My beautiful dancing while wearing a Lycra suit went fine.
More interestingly, I requested my complete set of images on DVD.
They happily complied, and I hobbled my way back to the car and drove home.
I put the disc into the drive, only to discover it is some proprietary format that requires Windows. I don't actually own a Windows computer... I generally avoid proprietary formats and use Linux. This appears to require running a .exe to even view the images.
No, I can't open any of the files. They're not using a standard image format.
I'm going to have to install WINE and hope for the best.
That's terrible.
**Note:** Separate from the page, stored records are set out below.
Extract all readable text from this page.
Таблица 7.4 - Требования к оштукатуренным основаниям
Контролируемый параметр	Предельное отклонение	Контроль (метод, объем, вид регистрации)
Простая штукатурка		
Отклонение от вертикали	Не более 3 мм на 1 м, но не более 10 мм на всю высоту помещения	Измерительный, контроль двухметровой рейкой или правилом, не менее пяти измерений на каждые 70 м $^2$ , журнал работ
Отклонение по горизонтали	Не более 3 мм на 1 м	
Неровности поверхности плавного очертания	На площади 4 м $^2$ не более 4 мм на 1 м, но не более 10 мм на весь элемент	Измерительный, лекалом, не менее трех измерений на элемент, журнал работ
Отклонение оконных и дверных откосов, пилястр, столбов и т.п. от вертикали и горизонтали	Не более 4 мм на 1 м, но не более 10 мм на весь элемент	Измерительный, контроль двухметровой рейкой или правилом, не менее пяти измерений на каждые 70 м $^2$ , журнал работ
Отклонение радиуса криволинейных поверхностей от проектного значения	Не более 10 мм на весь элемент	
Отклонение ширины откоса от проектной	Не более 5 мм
That's absolutely horrible.
I think the person that came up with this idea should be flogged in public, and forced to throw me a parade.
view the rest of the comments →
[–] heygeorge 0 points 1 point 1 point (+1|-0) ago (edited ago)
Last I ran into an issue with medical imaging on a disc, I was able to find the raw files with a little patience. Ymmv
Edit: I see you found the raw files. If they are still images they are in a standard format with a stupid ‘proprietary’ extension.
[–] TheBuddha [S] ago
Yeah, I checked every folder. They're organized by date and then some proprietary shit that won't open even with gimp or xnview. I even tried renaming an extension and it was nada. I'll install wine, eventually.
[–] heygeorge 0 points 1 point 1 point (+1|-0) ago
Lame. They are definitely a standard format with some stupid header appended on them. Stupid ‘secure’ images, lol. I believe when I dealt with this I opened them in a text editor to see what they were, but it was some time ago. Perhaps they’ve built a more convoluted mousetrap.